Once a probability distribution is fitted, return levels (design events) can be readily estimated.
However, point estimates alone can be misleading --it is more informative to report confidence intervals to reflect estimation uncertainty.
The `uncertainty_bootstrap` function performs uncertainty quantification using the parametric bootstrap method. It requires three arguments:

- `data`: A vector of annual maximum series data.
- `model`: A three-letter code for a probability distribution (ex. `"GEV"`).
- `method`: A parameter estimation method. Must be `"L-moments"`, `"MLE"`, or `"GMLE"`.

By default, return levels are computed 2-, 5-, 10-, 20-, 50-, and 100- year return periods. 

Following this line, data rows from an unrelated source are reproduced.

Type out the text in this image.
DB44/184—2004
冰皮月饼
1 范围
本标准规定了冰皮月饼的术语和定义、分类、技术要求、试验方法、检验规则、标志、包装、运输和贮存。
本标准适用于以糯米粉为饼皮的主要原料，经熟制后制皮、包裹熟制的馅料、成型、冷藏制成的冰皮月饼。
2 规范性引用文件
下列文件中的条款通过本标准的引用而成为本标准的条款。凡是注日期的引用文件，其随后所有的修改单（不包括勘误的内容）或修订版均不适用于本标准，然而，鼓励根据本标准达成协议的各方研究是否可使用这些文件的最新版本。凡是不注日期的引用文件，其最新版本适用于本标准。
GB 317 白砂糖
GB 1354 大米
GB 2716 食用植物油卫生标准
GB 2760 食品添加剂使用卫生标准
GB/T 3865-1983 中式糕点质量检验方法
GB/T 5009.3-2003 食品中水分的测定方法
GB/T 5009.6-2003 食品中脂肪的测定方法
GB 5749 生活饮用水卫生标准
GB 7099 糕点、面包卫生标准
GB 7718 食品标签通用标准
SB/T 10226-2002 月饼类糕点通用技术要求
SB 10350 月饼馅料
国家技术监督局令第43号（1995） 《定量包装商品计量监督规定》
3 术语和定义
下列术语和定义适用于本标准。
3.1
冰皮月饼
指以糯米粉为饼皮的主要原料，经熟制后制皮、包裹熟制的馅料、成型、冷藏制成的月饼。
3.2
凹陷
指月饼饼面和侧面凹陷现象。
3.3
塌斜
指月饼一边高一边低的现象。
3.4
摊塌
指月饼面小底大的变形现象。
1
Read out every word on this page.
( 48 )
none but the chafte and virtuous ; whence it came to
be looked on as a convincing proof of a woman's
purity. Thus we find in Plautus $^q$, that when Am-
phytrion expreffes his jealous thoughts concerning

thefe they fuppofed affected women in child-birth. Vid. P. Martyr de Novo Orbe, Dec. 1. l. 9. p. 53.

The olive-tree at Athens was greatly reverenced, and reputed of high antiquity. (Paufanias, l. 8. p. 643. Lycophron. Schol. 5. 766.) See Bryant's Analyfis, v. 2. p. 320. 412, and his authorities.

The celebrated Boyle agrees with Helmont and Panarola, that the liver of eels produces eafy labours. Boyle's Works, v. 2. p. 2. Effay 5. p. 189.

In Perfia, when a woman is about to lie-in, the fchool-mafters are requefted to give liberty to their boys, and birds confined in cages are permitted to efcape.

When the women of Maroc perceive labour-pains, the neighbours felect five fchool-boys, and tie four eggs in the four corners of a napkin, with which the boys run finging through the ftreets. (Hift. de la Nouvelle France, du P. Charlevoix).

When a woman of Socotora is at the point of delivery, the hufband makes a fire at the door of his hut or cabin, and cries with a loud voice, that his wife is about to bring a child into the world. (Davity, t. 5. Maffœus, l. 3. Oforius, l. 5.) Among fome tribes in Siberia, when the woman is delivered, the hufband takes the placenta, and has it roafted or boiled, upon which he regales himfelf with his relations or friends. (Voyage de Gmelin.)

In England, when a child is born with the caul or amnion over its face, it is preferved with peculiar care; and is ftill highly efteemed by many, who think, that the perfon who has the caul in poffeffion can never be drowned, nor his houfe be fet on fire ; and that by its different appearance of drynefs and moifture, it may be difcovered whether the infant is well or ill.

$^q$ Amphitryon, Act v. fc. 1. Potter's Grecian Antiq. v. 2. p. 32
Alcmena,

```{r, fig.width = 10, fig.height = 8, fig.align = "center", out.width = "100%"}
uncertainty <- uncertainty_bootstrap(df$max, "GEV", "L-moments")

plot_sffa_estimates(fit, ci = uncertainty$ci)
```

**Example Conclusion**: Every 10 years, we can expect a flood of roughly $3{\small,}200\text{m}^3/\text{s}$ or greater.

## Model Assessment

Model performance is assessed using `model_assessment`, which reports a collection of assessment statistics about the flood frequency analysis.
`plot_sffa_assessment` compares the data (the "empirical quantiles") and the predictions of the parametric model at the plotting positions (the "theoretical quantiles"). 
The black line represents a perfect 1:1 correspondence between the model and the data.

```{r, fig.width = 10, fig.height = 8, fig.align = "center", out.width = "100%"}
assessment <- model_assessment(df$max, "GEV", "L-moments")

plot_sffa_assessment(assessment)
```

**Conclusion**: The parametric model generally matches the plotting positions.
The model slightly underestimates the data from $3{\small,}500\text{m}^3/\text{s}$ to $5{\small,}000\text{m}^3/\text{s}$.